While working on C&C’s cabinet I listened to the book Born on a Blue Day by Daniel Tammet. The publisher describes the book as “a journey into one of the most fascinating minds alive today — guided by its owner himself. Daniel Tammet sees numbers as shapes, colors, and textures, and he can perform extraordinary calculations in his head. He can learn to speak new languages fluently, from scratch, in a week. In 2004, he memorized and recited more than 22,000 digits of pi, setting a record. He has savant syndrome, an extremely rare condition that gives him almost unimaginable mental powers, much like those portrayed by Dustin Hoffman in the film Rain Man.
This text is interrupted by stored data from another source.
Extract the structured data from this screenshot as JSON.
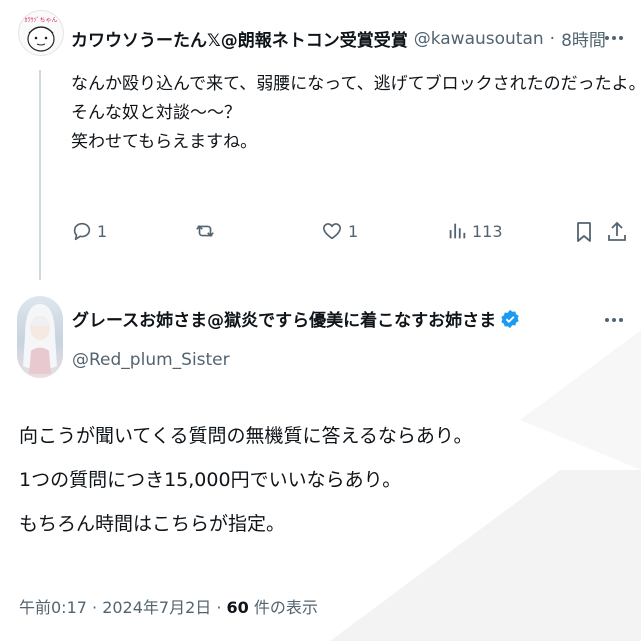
{
  "reply_tweet": {
    "display_name": "カワウソうーたん𝕏@朗報ネトコン受賞受賞",
    "handle": "@kawausoutan",
    "separator": "·",
    "time_ago": "8時間",
    "avatar_text": "ｶﾜｳｿﾞちゃん",
    "text_lines": [
      "なんか殴り込んで来て、弱腰になって、逃げてブロックされたのだったよ。",
      "そんな奴と対談〜〜？",
      "笑わせてもらえますね。"
    ],
    "actions": {
      "replies": "1",
      "retweets": "",
      "likes": "1",
      "views": "113"
    }
  },
  "main_tweet": {
    "display_name": "グレースお姉さま@獄炎ですら優美に着こなすお姉さま",
    "handle": "@Red_plum_Sister",
    "verified": true,
    "text_lines": [
      "向こうが聞いてくる質問の無機質に答えるならあり。",
      "1つの質問につき15,000円でいいならあり。",
      "もちろん時間はこちらが指定。"
    ],
    "timestamp": "午前0:17 · 2024年7月2日 · ",
    "view_count": "60",
    "view_label": " 件の表示"
  },
  "colors": {
    "text_primary": "#0f1419",
    "text_secondary": "#536471",
    "verified_blue": "#1d9bf0",
    "thread_line": "#cfd9de"
  },
  "icons": [
    "more-icon",
    "reply-icon",
    "retweet-icon",
    "like-icon",
    "views-icon",
    "bookmark-icon",
    "share-icon",
    "verified-badge-icon"
  ]
}
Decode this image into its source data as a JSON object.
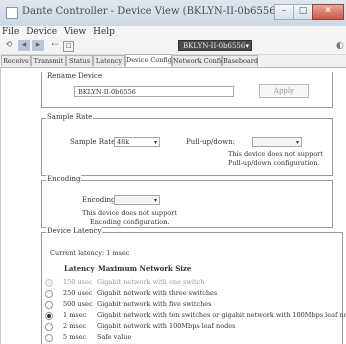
{
  "window": {
    "title": "Dante Controller - Device View (BKLYN-II-0b6556)",
    "minimize": "–",
    "maximize": "□",
    "close": "✕"
  },
  "menu": [
    "File",
    "Device",
    "View",
    "Help"
  ],
  "toolbar": {
    "icons": [
      "refresh-icon",
      "back-icon",
      "forward-icon",
      "connect-icon",
      "info-icon"
    ],
    "device_selector": "BKLYN-II-0b6556"
  },
  "tabs": [
    {
      "label": "Receive",
      "active": false
    },
    {
      "label": "Transmit",
      "active": false
    },
    {
      "label": "Status",
      "active": false
    },
    {
      "label": "Latency",
      "active": false
    },
    {
      "label": "Device Config",
      "active": true
    },
    {
      "label": "Network Config",
      "active": false
    },
    {
      "label": "Baseboard",
      "active": false
    }
  ],
  "rename_device": {
    "title": "Rename Device",
    "value": "BKLYN-II-0b6556",
    "apply_label": "Apply"
  },
  "sample_rate": {
    "title": "Sample Rate",
    "label": "Sample Rate:",
    "value": "48k",
    "pullup_label": "Pull-up/down:",
    "pullup_value": "",
    "note_line1": "This device does not support",
    "note_line2": "Pull-up/down configuration."
  },
  "encoding": {
    "title": "Encoding",
    "label": "Encoding:",
    "value": "",
    "note_line1": "This device does not support",
    "note_line2": "Encoding configuration."
  },
  "device_latency": {
    "title": "Device Latency",
    "current_label": "Current latency: 1 msec",
    "col_latency": "Latency",
    "col_network": "Maximum Network Size",
    "rows": [
      {
        "latency": "150 usec",
        "desc": "Gigabit network with one switch",
        "selected": false,
        "enabled": false
      },
      {
        "latency": "250 usec",
        "desc": "Gigabit network with three switches",
        "selected": false,
        "enabled": true
      },
      {
        "latency": "500 usec",
        "desc": "Gigabit network with five switches",
        "selected": false,
        "enabled": true
      },
      {
        "latency": "1 msec",
        "desc": "Gigabit network with ten switches or gigabit network with 100Mbps leaf nodes",
        "selected": true,
        "enabled": true
      },
      {
        "latency": "2 msec",
        "desc": "Gigabit network with 100Mbps leaf nodes",
        "selected": false,
        "enabled": true
      },
      {
        "latency": "5 msec",
        "desc": "Safe value",
        "selected": false,
        "enabled": true
      }
    ]
  }
}
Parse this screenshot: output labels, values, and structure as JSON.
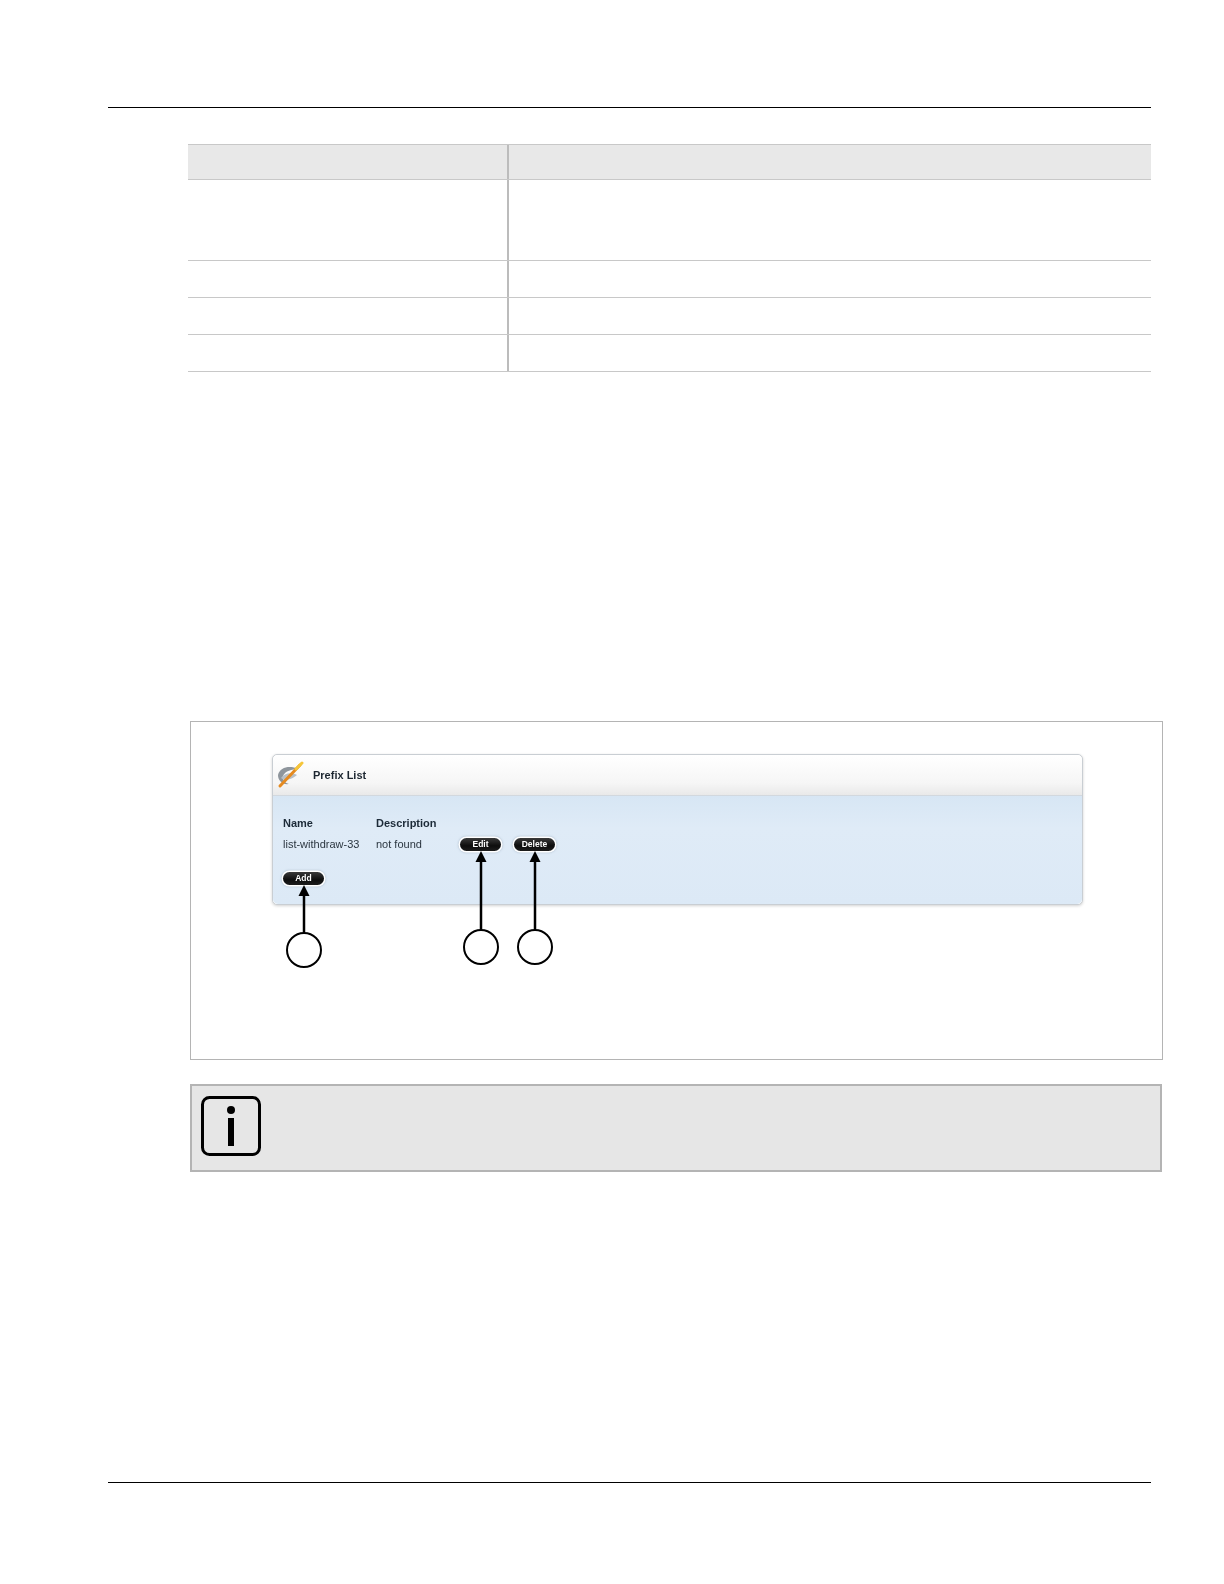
{
  "table": {
    "rows": [
      {
        "kind": "header"
      },
      {
        "kind": "tall"
      },
      {
        "kind": "plain"
      },
      {
        "kind": "plain"
      },
      {
        "kind": "plain"
      }
    ]
  },
  "figure": {
    "panel": {
      "title": "Prefix List",
      "columns": [
        "Name",
        "Description"
      ],
      "rows": [
        {
          "cells": [
            "list-withdraw-33",
            "not found"
          ],
          "buttons": [
            {
              "label": "Edit",
              "callout": true
            },
            {
              "label": "Delete",
              "callout": true
            }
          ]
        }
      ],
      "add_button": {
        "label": "Add",
        "callout": true
      }
    }
  },
  "note": {
    "kind": "info"
  }
}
Daniel has a compulsive need for order and routine — he eats the same precise amount of cereal for breakfast every morning and cannot leave the house without counting the number of items of clothing he's wearing. When he gets stressed or is unhappy, he closes his eyes and counts. But in one crucial way Daniel is not at all like the Rain Man: he is virtually unique among people who have severe autistic disorders in that he is capable of living a fully independent life. He has emerged from the "other side" of autism with the ability to function successfully — he is even able to explain what is happening inside his head.”

The fact that the book was read by the author himself added another dimension to my enjoyment.

It was interesting to see little bits of him in myself and the people I know in his personality quirks.

The primary reason he made it was because he had loving and understanding support all his life from his family and friends.

For the first time I was able to understand what goes on in these people’s minds and it opens up a world of new questions about how the mind works.

At the end of the book the author finds it remarkable that he is accepted and honored in the adult world for his differences—the same differences that made him an object of ridicule and taunting when he was a child.